Understanding intra-tumor heterogeneity and its implication in therapeutic resistance with spatial transcriptomics in space and time

Intra-tumor heterogeneity is the main obstacle to effective cancer treatment and personalized medicine. It provides adaptations to response and selection for treatment-resistant subclones. The mechanistic underpinnings of intra-tumor heterogeneity in progression and therapeutic resistance are however largely unknown. Single-cell RNA-sequencing has revealed significant inter- and intra-tumoral molecular heterogeneity in Glioblastoma (GBM), an aggressive brain tumor that is obstinate to most therapies. However, this technology lacks spatial information resulting from tissue dissociation. This is important as GBMs are also phenotypically heterogeneous and are comprised of specific vascular niches that regulate metabolic needs, immune-surveillance, survival, and invasion, as well as stem cell maintenance. Intra-tumoral heterogeneity is therefore likely to be promoted by interactions between tumor cell clones and their environment, with immune and other stromal factors influencing malignant progression and therapeutic resistance. To unravel cell-cell communication in the tissue context, this proposal is aimed at investigating intra-tumor heterogeneity in a genetically engineered mouse model of GBM using spatial transcriptomics, an emerging state-of-the-art technology that allows visualization and quantitative analysis of the transcriptome of single cells with spatial resolution.

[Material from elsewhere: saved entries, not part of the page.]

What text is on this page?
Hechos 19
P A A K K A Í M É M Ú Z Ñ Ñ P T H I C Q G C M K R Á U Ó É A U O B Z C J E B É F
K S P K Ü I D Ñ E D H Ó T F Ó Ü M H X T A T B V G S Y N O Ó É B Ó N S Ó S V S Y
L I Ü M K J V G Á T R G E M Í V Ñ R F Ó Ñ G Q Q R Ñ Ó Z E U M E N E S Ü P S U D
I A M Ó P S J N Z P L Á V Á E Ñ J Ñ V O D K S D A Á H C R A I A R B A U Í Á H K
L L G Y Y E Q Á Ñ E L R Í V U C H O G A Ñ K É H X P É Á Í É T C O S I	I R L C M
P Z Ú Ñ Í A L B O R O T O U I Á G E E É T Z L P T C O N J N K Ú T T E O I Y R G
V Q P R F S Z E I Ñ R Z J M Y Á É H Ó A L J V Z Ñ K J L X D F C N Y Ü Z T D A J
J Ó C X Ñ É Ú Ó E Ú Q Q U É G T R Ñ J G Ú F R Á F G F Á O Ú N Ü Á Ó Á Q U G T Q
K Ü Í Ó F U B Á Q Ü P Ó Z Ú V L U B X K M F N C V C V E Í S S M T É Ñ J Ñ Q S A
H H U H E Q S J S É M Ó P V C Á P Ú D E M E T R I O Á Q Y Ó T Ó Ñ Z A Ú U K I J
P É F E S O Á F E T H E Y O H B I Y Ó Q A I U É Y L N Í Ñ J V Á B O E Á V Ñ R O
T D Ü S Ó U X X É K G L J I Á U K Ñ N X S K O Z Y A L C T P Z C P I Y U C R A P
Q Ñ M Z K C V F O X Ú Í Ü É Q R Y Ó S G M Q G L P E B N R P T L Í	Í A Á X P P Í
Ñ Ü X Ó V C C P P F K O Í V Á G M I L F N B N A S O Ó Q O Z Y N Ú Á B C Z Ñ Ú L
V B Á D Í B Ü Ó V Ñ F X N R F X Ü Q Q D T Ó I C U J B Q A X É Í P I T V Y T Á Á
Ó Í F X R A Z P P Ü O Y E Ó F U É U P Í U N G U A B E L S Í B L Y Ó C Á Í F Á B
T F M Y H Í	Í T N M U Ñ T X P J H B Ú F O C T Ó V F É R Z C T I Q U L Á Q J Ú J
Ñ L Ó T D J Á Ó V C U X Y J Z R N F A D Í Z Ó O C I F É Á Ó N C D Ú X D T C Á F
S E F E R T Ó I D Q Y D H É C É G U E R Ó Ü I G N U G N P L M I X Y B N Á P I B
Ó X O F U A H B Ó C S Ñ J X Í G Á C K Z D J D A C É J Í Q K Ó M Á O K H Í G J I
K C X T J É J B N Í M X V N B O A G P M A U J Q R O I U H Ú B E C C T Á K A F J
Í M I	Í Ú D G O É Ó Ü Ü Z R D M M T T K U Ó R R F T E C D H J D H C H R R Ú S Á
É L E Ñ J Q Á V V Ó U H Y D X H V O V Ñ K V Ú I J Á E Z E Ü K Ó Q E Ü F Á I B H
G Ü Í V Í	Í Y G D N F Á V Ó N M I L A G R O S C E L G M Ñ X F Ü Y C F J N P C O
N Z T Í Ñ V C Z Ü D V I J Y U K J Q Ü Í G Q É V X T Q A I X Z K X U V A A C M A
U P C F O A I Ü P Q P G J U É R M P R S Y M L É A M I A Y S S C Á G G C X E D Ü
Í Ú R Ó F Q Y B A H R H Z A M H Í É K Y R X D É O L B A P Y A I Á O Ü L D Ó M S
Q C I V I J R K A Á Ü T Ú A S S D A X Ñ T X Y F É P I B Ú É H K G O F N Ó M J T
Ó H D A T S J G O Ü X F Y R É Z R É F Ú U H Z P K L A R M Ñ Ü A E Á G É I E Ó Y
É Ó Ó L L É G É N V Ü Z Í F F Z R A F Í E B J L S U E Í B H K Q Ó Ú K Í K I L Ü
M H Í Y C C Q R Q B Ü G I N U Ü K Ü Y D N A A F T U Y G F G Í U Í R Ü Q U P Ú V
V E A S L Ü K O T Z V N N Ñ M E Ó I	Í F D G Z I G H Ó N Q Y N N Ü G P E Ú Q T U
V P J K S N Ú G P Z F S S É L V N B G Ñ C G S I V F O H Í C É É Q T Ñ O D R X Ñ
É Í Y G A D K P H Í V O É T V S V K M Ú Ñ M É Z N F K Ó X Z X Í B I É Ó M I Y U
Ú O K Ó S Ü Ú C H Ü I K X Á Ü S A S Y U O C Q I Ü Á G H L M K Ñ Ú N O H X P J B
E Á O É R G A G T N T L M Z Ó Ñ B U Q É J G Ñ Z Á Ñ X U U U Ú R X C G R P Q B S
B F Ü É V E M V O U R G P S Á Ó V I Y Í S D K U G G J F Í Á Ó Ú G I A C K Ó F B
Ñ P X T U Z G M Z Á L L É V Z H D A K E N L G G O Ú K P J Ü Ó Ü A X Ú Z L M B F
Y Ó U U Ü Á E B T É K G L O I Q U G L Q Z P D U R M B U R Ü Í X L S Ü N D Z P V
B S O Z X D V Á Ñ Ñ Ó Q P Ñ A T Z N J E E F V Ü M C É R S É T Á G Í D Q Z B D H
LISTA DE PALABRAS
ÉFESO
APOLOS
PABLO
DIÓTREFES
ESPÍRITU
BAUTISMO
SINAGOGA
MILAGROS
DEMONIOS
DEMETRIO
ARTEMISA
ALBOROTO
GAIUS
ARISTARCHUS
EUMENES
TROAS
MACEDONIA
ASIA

It provides invaluable spatial information about tumor organization and the interactions between tumor cells and the local environment. I will zoom into the area of vascular niches to determine the presence of tumor subclones and how they interact with the tumor vasculature and neighbor immune cells by expression profiling of single cells. I will then investigate how the different niche cell types and tumor subclones respond, and adapt to treatments that alter the vascular niche using an antiangiogenic immune-modulating therapy, currently used in clinical trials for GBM.